Cartagena de Indias, September 26 (RHC)-- The Government of Colombian President Juan Manuel Santos and the Revolutionary Armed Forces of Colombia (FARC) are slated to sign a peace deal on Monday afternoon, putting an end to over five decades of armed conflict that has left nearly a quarter of a million dead and more than 6 million people displaced, as well as tens of thousands more disappeared or kidnapped since 1958.
The deal, which is widely considered as one of the most significant events in the history of Colombia, is to be signed at 5:00 p.m. (local time) in Cartagena de Indias, on the Caribbean coast, by President Santos and FARC leader Timochenko.

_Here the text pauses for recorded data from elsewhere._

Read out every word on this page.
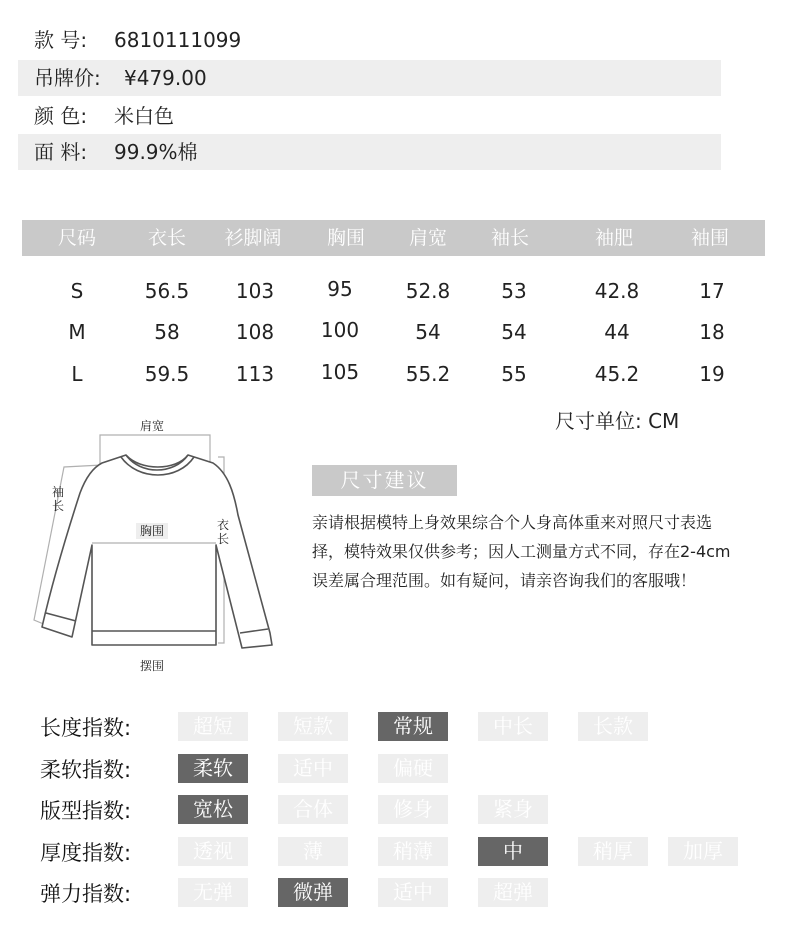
款 号: 6810111099
吊牌价: ¥479.00
颜 色: 米白色
面 料: 99.9%棉
尺码	衣长 衫脚阔 胸围 肩宽 袖长	袖肥	袖围
S	56.5 103	95	52.8	53	42.8	17
M	58	108 100	54	54	44	18
L	59.5 113 105 55.2	55	45.2	19
尺寸单位: CM
肩宽
袖长
胸围	衣长
摆围
尺寸建议
亲请根据模特上身效果综合个人身高体重来对照尺寸表选择，模特效果仅供参考；因人工测量方式不同，存在2-4cm误差属合理范围。如有疑问，请亲咨询我们的客服哦！
长度指数:	超短	短款	常规	中长	长款
柔软指数:	柔软	适中	偏硬
版型指数:	宽松	合体	修身	紧身
厚度指数:	透视	薄	稍薄	中	稍厚	加厚
弹力指数:	无弹	微弹	适中	超弹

Over a dozen foreign leaders were expected to attend the official ceremony, among them the heads of state of Argentina, Bolivia, Chile, the Dominican Republic, Ecuador, Guatemala, Honduras, Mexico, Panama, Paraguay, and Venezuela.
U.N. Secretary General Ban Ki Moon, a supporter of the Colombian peace process, also traveled to Cartagena, alongside the High Commissioner for Human Rights Zeid Ra'ad al Hussein and Gerard van Bohemen, the head of the Security Council.
The 10th National Guerrilla Conference concluded over the weekend in a remote region of the country known as the Yari Plains with 200 representatives of the FARC-EP voting to unanimously approve the peace deal.
Once signed, the text of the pact will later be submitted to a popular vote in a plebiscite to be held on October 2nd. Poll indicate the deal will be approved by a wide margin.